Additional experimental details. “Each of the twelve animals underwent two recording sessions on two different days.” Is this 2 recording sessions on each of two days or in total across two days? During each session, how many 30 second trials were presented at each contrast level? Were all contrast levels tested within a session, and if so, were they randomized? The specific contrast levels tested appear missing from the methods; we assume from Figure 2 that 6 levels were tested in total.

It was hard to find the source of the total number of recordings (e.g. Figure 2 C, left, 350 recordings across 12 animals). Our assumption was that this number would reflect 4 recording sessions per animal x 6 contrast levels (5 for 5 of the animals) x 12 animals, but that yields 268 recordings.

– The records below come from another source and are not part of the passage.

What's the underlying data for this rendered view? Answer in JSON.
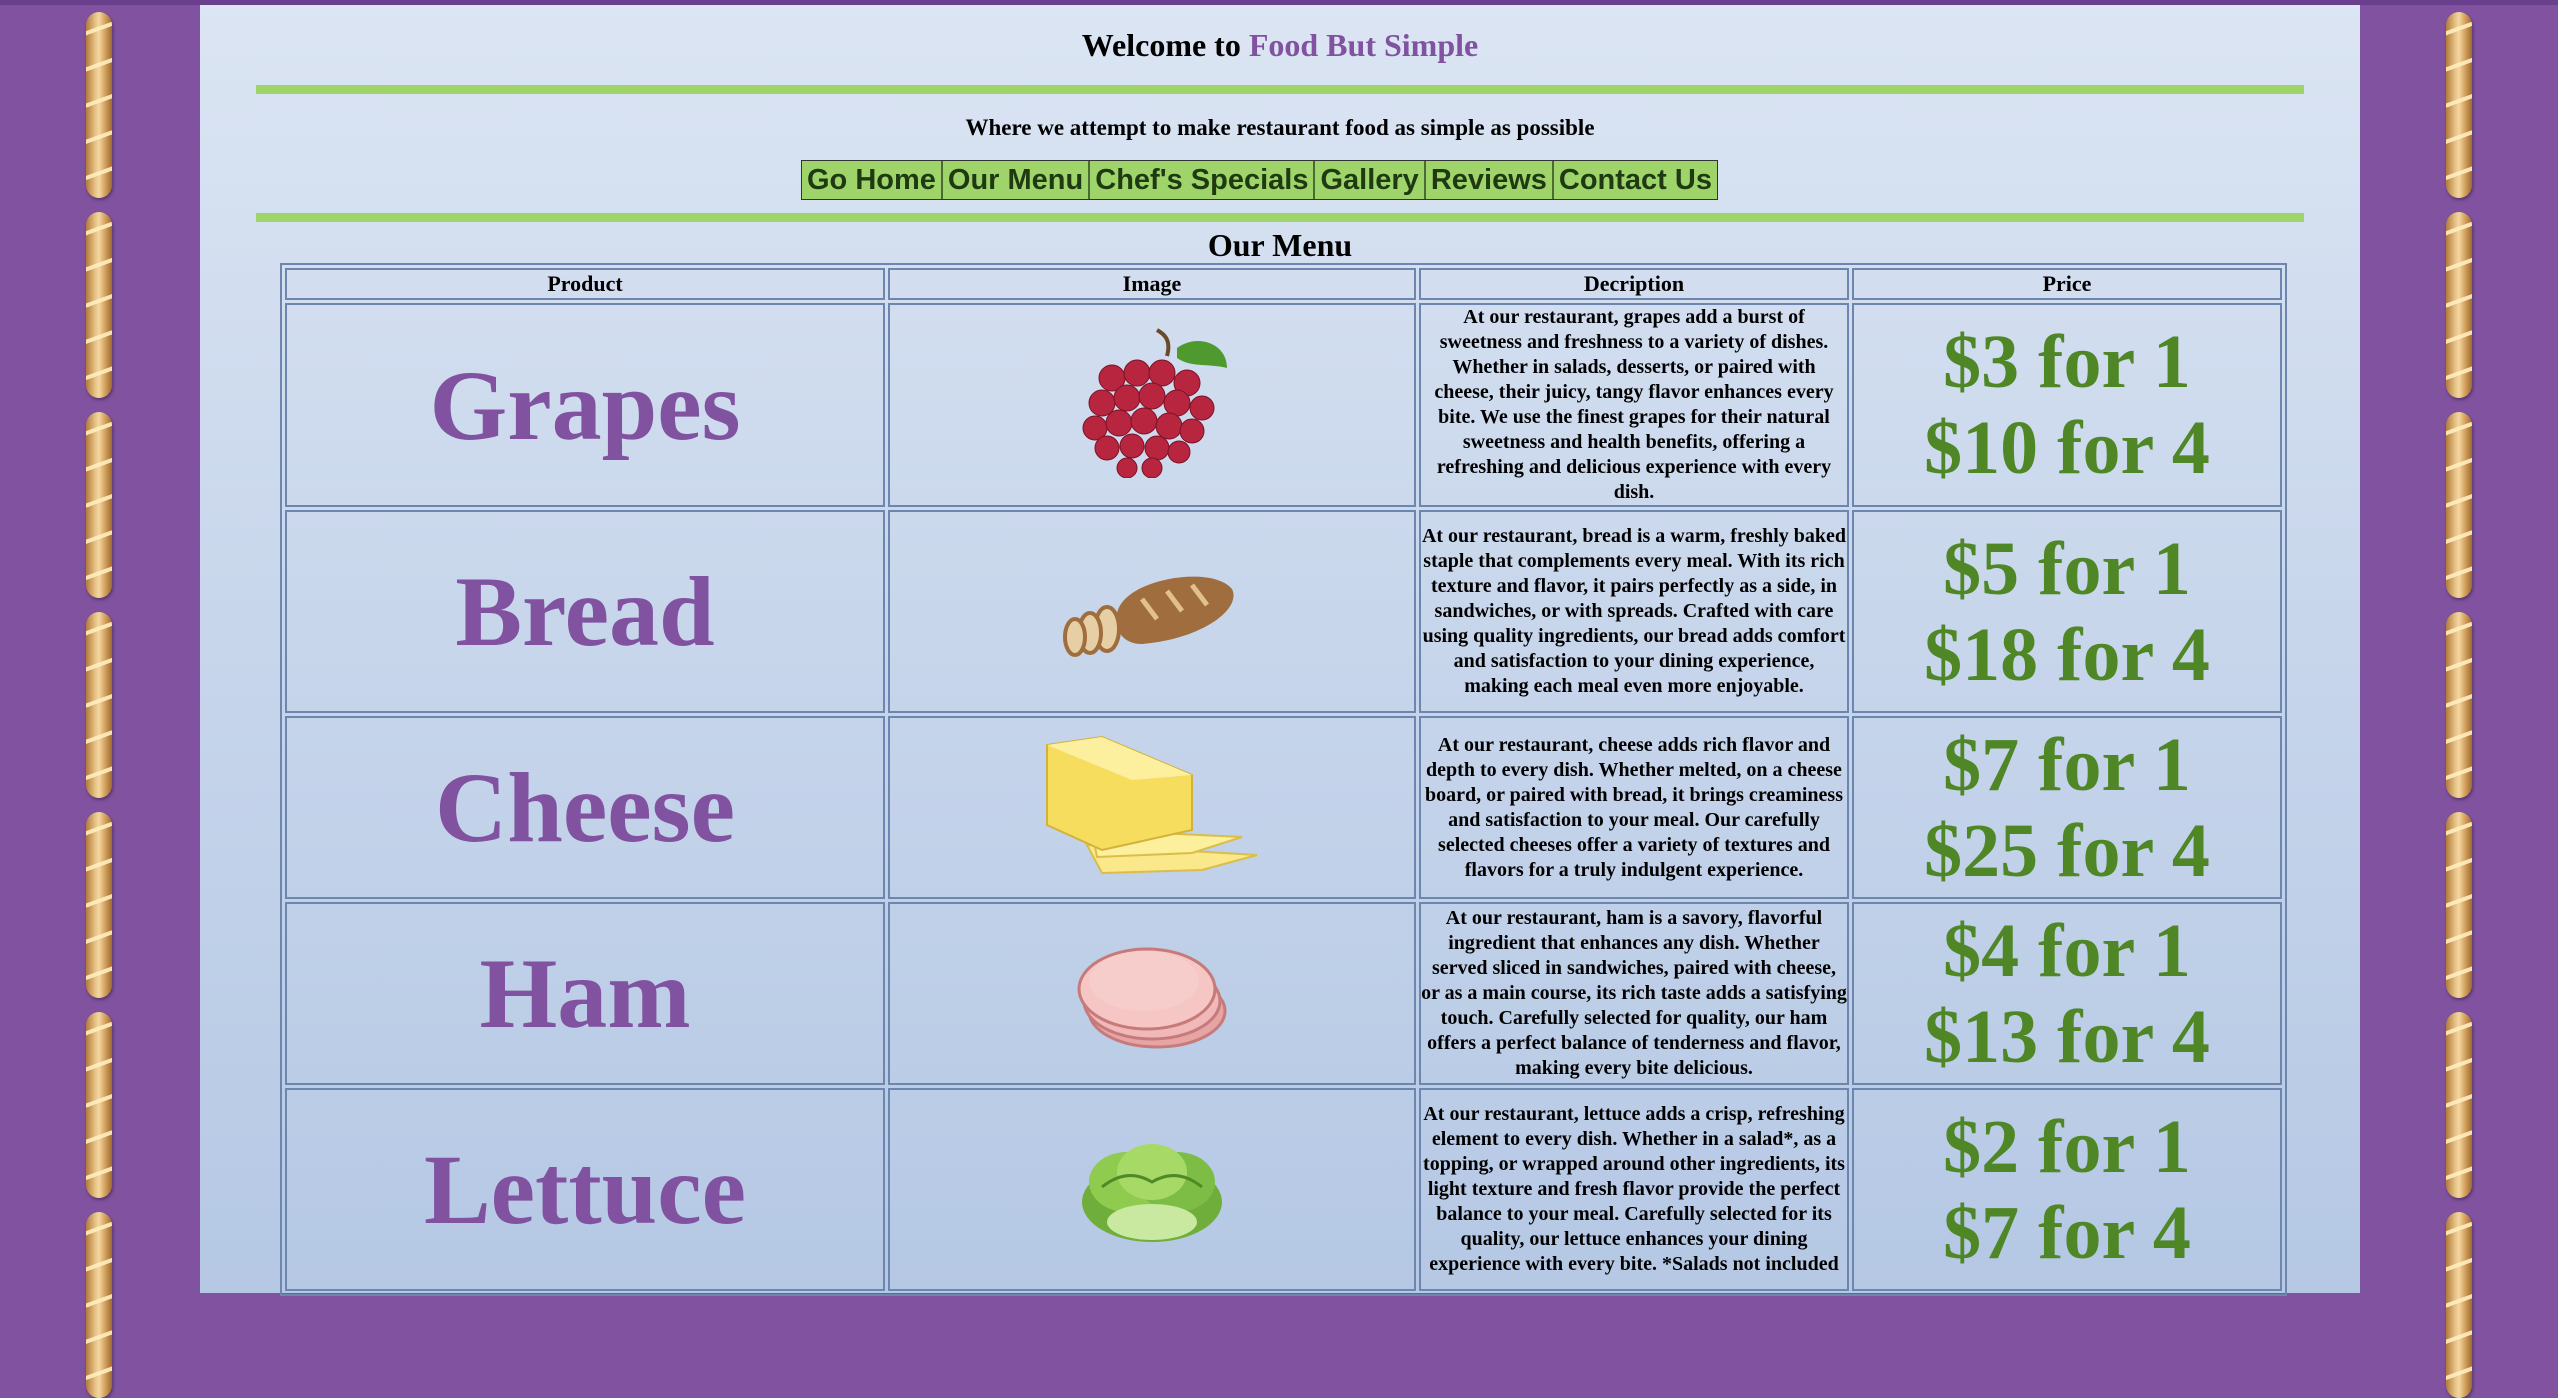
{
  "header": {
    "welcome_prefix": "Welcome to",
    "brand": "Food But Simple",
    "tagline": "Where we attempt to make restaurant food as simple as possible"
  },
  "nav": {
    "items": [
      {
        "label": "Go Home"
      },
      {
        "label": "Our Menu"
      },
      {
        "label": "Chef's Specials"
      },
      {
        "label": "Gallery"
      },
      {
        "label": "Reviews"
      },
      {
        "label": "Contact Us"
      }
    ]
  },
  "menu": {
    "title": "Our Menu",
    "columns": {
      "product": "Product",
      "image": "Image",
      "description": "Decription",
      "price": "Price"
    },
    "rows": [
      {
        "product": "Grapes",
        "image_icon": "grapes-icon",
        "description": "At our restaurant, grapes add a burst of sweetness and freshness to a variety of dishes. Whether in salads, desserts, or paired with cheese, their juicy, tangy flavor enhances every bite. We use the finest grapes for their natural sweetness and health benefits, offering a refreshing and delicious experience with every dish.",
        "price_single": "$3 for 1",
        "price_bulk": "$10 for 4"
      },
      {
        "product": "Bread",
        "image_icon": "bread-icon",
        "description": "At our restaurant, bread is a warm, freshly baked staple that complements every meal. With its rich texture and flavor, it pairs perfectly as a side, in sandwiches, or with spreads. Crafted with care using quality ingredients, our bread adds comfort and satisfaction to your dining experience, making each meal even more enjoyable.",
        "price_single": "$5 for 1",
        "price_bulk": "$18 for 4"
      },
      {
        "product": "Cheese",
        "image_icon": "cheese-icon",
        "description": "At our restaurant, cheese adds rich flavor and depth to every dish. Whether melted, on a cheese board, or paired with bread, it brings creaminess and satisfaction to your meal. Our carefully selected cheeses offer a variety of textures and flavors for a truly indulgent experience.",
        "price_single": "$7 for 1",
        "price_bulk": "$25 for 4"
      },
      {
        "product": "Ham",
        "image_icon": "ham-icon",
        "description": "At our restaurant, ham is a savory, flavorful ingredient that enhances any dish. Whether served sliced in sandwiches, paired with cheese, or as a main course, its rich taste adds a satisfying touch. Carefully selected for quality, our ham offers a perfect balance of tenderness and flavor, making every bite delicious.",
        "price_single": "$4 for 1",
        "price_bulk": "$13 for 4"
      },
      {
        "product": "Lettuce",
        "image_icon": "lettuce-icon",
        "description": "At our restaurant, lettuce adds a crisp, refreshing element to every dish. Whether in a salad*, as a topping, or wrapped around other ingredients, its light texture and fresh flavor provide the perfect balance to your meal. Carefully selected for its quality, our lettuce enhances your dining experience with every bite. *Salads not included",
        "price_single": "$2 for 1",
        "price_bulk": "$7 for 4"
      }
    ]
  },
  "colors": {
    "background": "#8152a0",
    "brand": "#8152a0",
    "accent_bar": "#9ed46a",
    "price": "#4f8726"
  }
}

Fig 1b shows the scale in dB but dB normalization was not described in the methods.

Extracting broadband and narrowband gamma. Authors may want to consider modeling oscillatory and broadband gamma activities through an approach such as fooof (Donoghue et al., 2020, Nature Neuroscience); the current band limited approach matches previous studies but may lose some information.

Fig 1B

"narrow band (middle, black) and broad band (black). “ Should this be broad band (gray)?

Code availability

Neither reviewer was able to access the code. It is necessary for code to be available, and we frequently find that other researchers have difficulty implementing code. Please upload to an anonymized hub (e.g. github) so the code can be tested. Alternatively you could remove the double blind.

Author Response

Dear Editors,

Thanks for this precious opportunity to improve our manuscript to reach the quality necessary for the publication on eNeuro. Below you find in red our point-by-point replies to the comments.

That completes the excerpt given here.